Notes The Dodgers said this week that Eddie Doucette and Al Downing will be the announcers on their Pay-TV channel, which will be called Dodgervision. . . . The Dodgers’ first pay-TV game will be April 25 against the Padres. The Dodgers have already scheduled 10 games for pay TV, four against the Padres. . . . For what it’s worth: The recent NBA All-Star game got a 10.9 national rating, the highest ever for a daytime All-Star game. But last July’s baseball All-Star game got a 20.1 rating, and this year’s NFL Pro Bowl got a 17.9. . . . Katz Sports, a New York syndicator, has announced it will televise an East-West college basketball all-star game at Lexington, Ky., March 31. . . . Katz will also televise the third annual football Kickoff Classic Aug. 29 in Giants Stadium at East Rutherford, N.J. This year’s opponents will be BYU and Boston College. Do you suppose that nobody told Katz that Doug Flutie no longer plays for BC? . . . NBC last weekend lived up to its promise that it would not cut away from a golf tournament until its conclusion. The network stayed with the San Diego Open until the four-hole playoff ended at 7:11 p.m. EST, meaning that Easterners missed local and national news and part of “Silver Spoons.”

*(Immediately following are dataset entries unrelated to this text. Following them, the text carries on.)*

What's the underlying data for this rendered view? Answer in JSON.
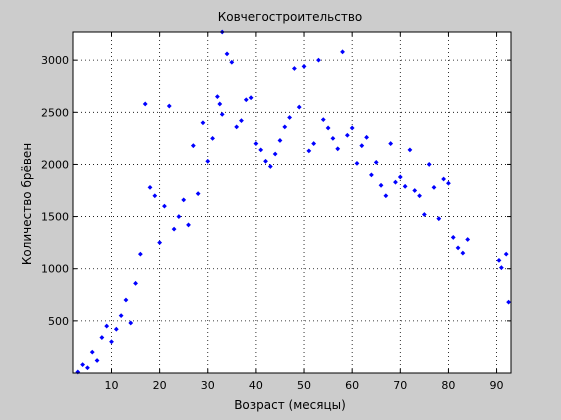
{
  "chart_data": {
    "type": "scatter",
    "title": "Ковчегостроительство",
    "xlabel": "Возраст (месяцы)",
    "ylabel": "Количество брёвен",
    "xlim": [
      2,
      93
    ],
    "ylim": [
      0,
      3270
    ],
    "xticks": [
      "10",
      "20",
      "30",
      "40",
      "50",
      "60",
      "70",
      "80",
      "90"
    ],
    "yticks": [
      "500",
      "1000",
      "1500",
      "2000",
      "2500",
      "3000"
    ],
    "grid": true,
    "marker": "diamond",
    "colors": {
      "marker": "#0000ff",
      "background": "#cccccc",
      "axes": "#ffffff",
      "grid": "#000000"
    },
    "series": [
      {
        "points": [
          [
            3,
            10
          ],
          [
            4,
            80
          ],
          [
            5,
            50
          ],
          [
            6,
            200
          ],
          [
            7,
            120
          ],
          [
            8,
            340
          ],
          [
            9,
            450
          ],
          [
            10,
            300
          ],
          [
            11,
            420
          ],
          [
            12,
            550
          ],
          [
            13,
            700
          ],
          [
            14,
            480
          ],
          [
            15,
            860
          ],
          [
            16,
            1140
          ],
          [
            17,
            2580
          ],
          [
            18,
            1780
          ],
          [
            19,
            1700
          ],
          [
            20,
            1250
          ],
          [
            21,
            1600
          ],
          [
            22,
            2560
          ],
          [
            23,
            1380
          ],
          [
            24,
            1500
          ],
          [
            25,
            1660
          ],
          [
            26,
            1420
          ],
          [
            27,
            2180
          ],
          [
            28,
            1720
          ],
          [
            29,
            2400
          ],
          [
            30,
            2030
          ],
          [
            31,
            2250
          ],
          [
            32,
            2650
          ],
          [
            32.5,
            2580
          ],
          [
            33,
            3270
          ],
          [
            33,
            2480
          ],
          [
            34,
            3060
          ],
          [
            35,
            2980
          ],
          [
            36,
            2360
          ],
          [
            37,
            2420
          ],
          [
            38,
            2620
          ],
          [
            39,
            2640
          ],
          [
            40,
            2200
          ],
          [
            41,
            2140
          ],
          [
            42,
            2030
          ],
          [
            43,
            1980
          ],
          [
            44,
            2100
          ],
          [
            45,
            2230
          ],
          [
            46,
            2360
          ],
          [
            47,
            2450
          ],
          [
            48,
            2920
          ],
          [
            49,
            2550
          ],
          [
            50,
            2940
          ],
          [
            51,
            2130
          ],
          [
            52,
            2200
          ],
          [
            53,
            3000
          ],
          [
            54,
            2430
          ],
          [
            55,
            2350
          ],
          [
            56,
            2250
          ],
          [
            57,
            2150
          ],
          [
            58,
            3080
          ],
          [
            59,
            2280
          ],
          [
            60,
            2350
          ],
          [
            61,
            2010
          ],
          [
            62,
            2180
          ],
          [
            63,
            2260
          ],
          [
            64,
            1900
          ],
          [
            65,
            2020
          ],
          [
            66,
            1800
          ],
          [
            67,
            1700
          ],
          [
            68,
            2200
          ],
          [
            69,
            1830
          ],
          [
            70,
            1880
          ],
          [
            71,
            1790
          ],
          [
            72,
            2140
          ],
          [
            73,
            1750
          ],
          [
            74,
            1700
          ],
          [
            75,
            1520
          ],
          [
            76,
            2000
          ],
          [
            77,
            1780
          ],
          [
            78,
            1480
          ],
          [
            79,
            1860
          ],
          [
            80,
            1820
          ],
          [
            81,
            1300
          ],
          [
            82,
            1200
          ],
          [
            83,
            1150
          ],
          [
            84,
            1280
          ],
          [
            90.5,
            1080
          ],
          [
            91,
            1010
          ],
          [
            92,
            1140
          ],
          [
            92.5,
            680
          ]
        ]
      }
    ]
  }
}
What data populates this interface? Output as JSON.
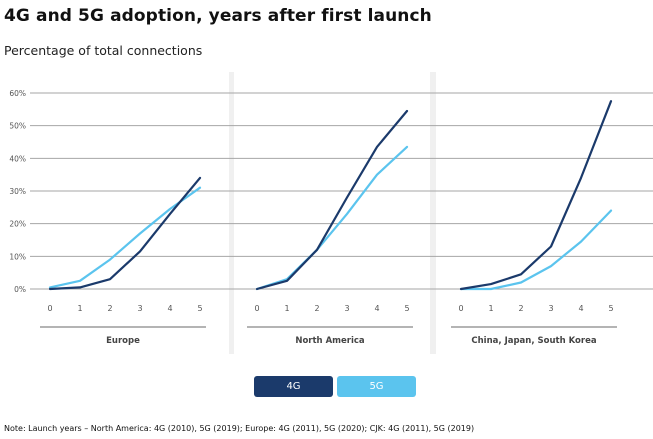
{
  "title": "4G and 5G adoption, years after first launch",
  "subtitle": "Percentage of total connections",
  "note": "Note: Launch years – North America: 4G (2010), 5G (2019); Europe: 4G (2011), 5G (2020); CJK: 4G (2011), 5G (2019)",
  "colors": {
    "4G": "#1b3a6b",
    "5G": "#5bc4ee",
    "grid": "#a6a6a6",
    "separator": "#f0f0f0",
    "axis_text": "#555555"
  },
  "legend": [
    {
      "label": "4G",
      "color": "#1b3a6b"
    },
    {
      "label": "5G",
      "color": "#5bc4ee"
    }
  ],
  "chart_data": {
    "type": "line",
    "title": "4G and 5G adoption, years after first launch",
    "ylabel": "Percentage of total connections",
    "ylim": [
      0,
      60
    ],
    "yticks": [
      "0%",
      "10%",
      "20%",
      "30%",
      "40%",
      "50%",
      "60%"
    ],
    "ytick_values": [
      0,
      10,
      20,
      30,
      40,
      50,
      60
    ],
    "x": [
      0,
      1,
      2,
      3,
      4,
      5
    ],
    "xtick_labels": [
      "0",
      "1",
      "2",
      "3",
      "4",
      "5"
    ],
    "grid": true,
    "legend_position": "bottom-center",
    "panels": [
      {
        "label": "Europe",
        "series": [
          {
            "name": "4G",
            "values": [
              0,
              0.5,
              3,
              11.5,
              23,
              34
            ]
          },
          {
            "name": "5G",
            "values": [
              0.5,
              2.5,
              9,
              17,
              24.5,
              31
            ]
          }
        ]
      },
      {
        "label": "North America",
        "series": [
          {
            "name": "4G",
            "values": [
              0,
              2.5,
              12,
              28,
              43.5,
              54.5
            ]
          },
          {
            "name": "5G",
            "values": [
              0,
              3,
              12,
              23,
              35,
              43.5
            ]
          }
        ]
      },
      {
        "label": "China, Japan, South Korea",
        "series": [
          {
            "name": "4G",
            "values": [
              0,
              1.5,
              4.5,
              13,
              34,
              57.5
            ]
          },
          {
            "name": "5G",
            "values": [
              0,
              0,
              2,
              7,
              14.5,
              24
            ]
          }
        ]
      }
    ]
  }
}
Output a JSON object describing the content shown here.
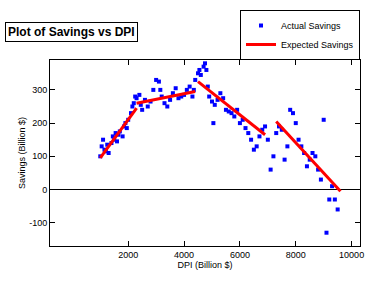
{
  "chart_data": {
    "type": "scatter",
    "title": "Plot of Savings vs DPI",
    "x_label": "DPI (Billion $)",
    "y_label": "Savings (Billion $)",
    "xlim": [
      -800,
      10300
    ],
    "xticks": [
      2000,
      4000,
      6000,
      8000,
      10000
    ],
    "ylim": [
      -170,
      390
    ],
    "yticks": [
      -100,
      0,
      100,
      200,
      300
    ],
    "grid": false,
    "legend": "top right",
    "series": [
      {
        "name": "Actual Savings",
        "type": "scatter",
        "marker": "square",
        "color": "#0000ff",
        "x": [
          1000,
          1050,
          1100,
          1150,
          1200,
          1250,
          1300,
          1400,
          1450,
          1500,
          1550,
          1600,
          1650,
          1700,
          1800,
          1850,
          1900,
          1950,
          2000,
          2100,
          2150,
          2200,
          2250,
          2300,
          2400,
          2450,
          2500,
          2600,
          2700,
          2800,
          2900,
          3000,
          3100,
          3150,
          3200,
          3300,
          3400,
          3500,
          3600,
          3700,
          3800,
          3900,
          4000,
          4100,
          4200,
          4300,
          4350,
          4400,
          4500,
          4550,
          4600,
          4700,
          4750,
          4800,
          4850,
          4900,
          5000,
          5050,
          5100,
          5200,
          5300,
          5400,
          5500,
          5600,
          5700,
          5800,
          5900,
          6000,
          6100,
          6200,
          6300,
          6400,
          6500,
          6600,
          6700,
          6800,
          6900,
          7000,
          7100,
          7200,
          7300,
          7400,
          7500,
          7600,
          7700,
          7800,
          7900,
          8000,
          8100,
          8200,
          8300,
          8400,
          8500,
          8600,
          8700,
          8800,
          8900,
          9000,
          9100,
          9200,
          9300,
          9400,
          9500
        ],
        "values": [
          100,
          130,
          150,
          120,
          115,
          135,
          110,
          140,
          160,
          150,
          170,
          145,
          165,
          175,
          160,
          190,
          200,
          185,
          210,
          230,
          250,
          260,
          280,
          275,
          285,
          255,
          240,
          270,
          250,
          265,
          300,
          330,
          325,
          300,
          280,
          260,
          250,
          270,
          290,
          305,
          275,
          280,
          285,
          300,
          310,
          280,
          300,
          330,
          350,
          360,
          345,
          370,
          380,
          360,
          310,
          280,
          265,
          200,
          255,
          270,
          290,
          275,
          240,
          235,
          230,
          220,
          240,
          200,
          210,
          185,
          170,
          150,
          120,
          130,
          160,
          180,
          190,
          150,
          60,
          100,
          170,
          190,
          180,
          90,
          130,
          240,
          230,
          200,
          150,
          130,
          110,
          70,
          90,
          110,
          100,
          60,
          30,
          210,
          -130,
          -30,
          10,
          -30,
          -60
        ]
      },
      {
        "name": "Expected Savings",
        "type": "line",
        "line_style": "solid",
        "color": "#ff0000",
        "x": [
          1000,
          2300,
          null,
          2300,
          4400,
          null,
          4500,
          6900,
          null,
          7300,
          9600
        ],
        "values": [
          95,
          245,
          null,
          260,
          295,
          null,
          325,
          165,
          null,
          205,
          -5
        ]
      }
    ]
  }
}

This season’s winner of the Los Angeles Athletic Club’s John Wooden Award will be announced on NBC during halftime of the ACC tournament championship game March 10 at Atlanta. The winner will be honored at a banquet at the club April 3. The leading candidates, according to the LAAC’s Duke Lluwellyn, are, in order, Pat Ewing of Georgetown, Chris Mullin of St. John’s, Wayman Tisdale of Oklahoma, Keith Lee of Memphis State and Dwayne (Pearl) Washington of Syracuse. . . . Tonight’s USA-Mobil Indoor track and field meet at Madison Square Garden will be televised live by WTBS at 6. Edwin Moses will be among the commentators on the telecast produced by Ohlmeyer Communications. Few track meets, with the exception of the Olympics, are televised live. . . . The Lakers will appear on CBS for the second straight week. Their game against the New York Knicks Sunday will be shown at 9 a.m.